Die obersten 5 Prozent verfügen über fast die Hälfte des Vermögens

Wien (OTS) - "Bei Vermögen gibt es im Gegensatz zu Einkommen keine Mittelschicht. Daher kann eine Vermögenssteuer auch keine Mittelschichtsteuer sein", weist AK Direktor Werner Muhm die Kritik zurück, die Mittelschicht besteuern zu wollen.

In der aktuell wieder aufgeflammten Debatte rund um die Einführung einer Vermögenssteuer weist die AK erneut darauf hin, dass es zwar bei den Einkommen in Österreich eine breite Mittelschicht gibt, im Unterschied dazu beim Vermögensbesitz allerdings keine Mittelschicht existiert. Jene knapp 80 Prozent der Haushalte, die nicht zu den Armutsgefährdeten oder den Spitzenverdienern gehören, verfügen über etwa 75 Prozent der gesamten Einkommen.

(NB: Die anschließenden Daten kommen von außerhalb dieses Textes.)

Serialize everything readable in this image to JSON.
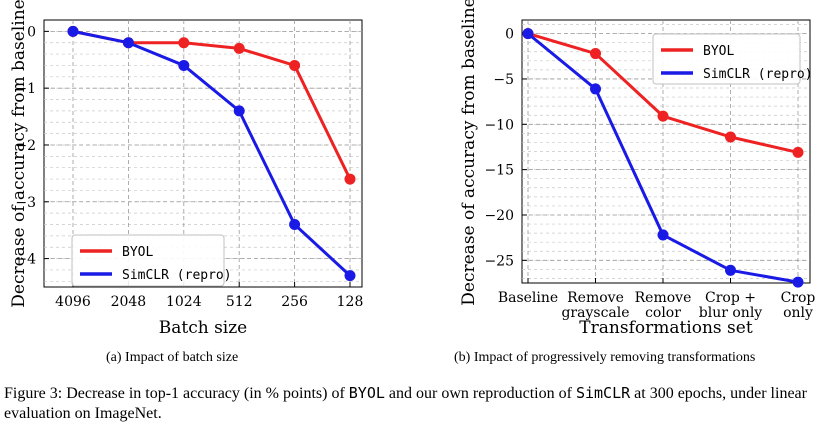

Doch beim Bruttovermögen halten die unteren 80 Prozent der Haushalte (2,8 Millionen) nur 26 Prozent. Dagegen vereinen die obersten 20 Prozent der Haushalte 74 Prozent des Vermögens, die obersten fünf Prozent (180.000 Haushalte mit Vermögen von mehr als einer Million Euro) fast die Hälfte aller Vermögen.

Erschwerend kommt hinzu, dass diese Erhebung von EZB und OeNB dabei die Konzentration der Vermögen noch merklich unterschätzt, weil sehr reiche Haushalte in der Befragung die Antwort verweigern oder nicht richtig Auskunft geben. Obwohl es in Österreich etwa 60.000 Stiftungen gibt, hat keiner der befragten Haushalte die Beteiligung an einer Stiftung angegeben.

"Ich frage daher: Wie soll eine Besteuerung großer Vermögen die Mittelschicht treffen?", so Muhm. Und weiter: "Wir fordern erneut:
Vermögen besteuern, Arbeit entlasten!"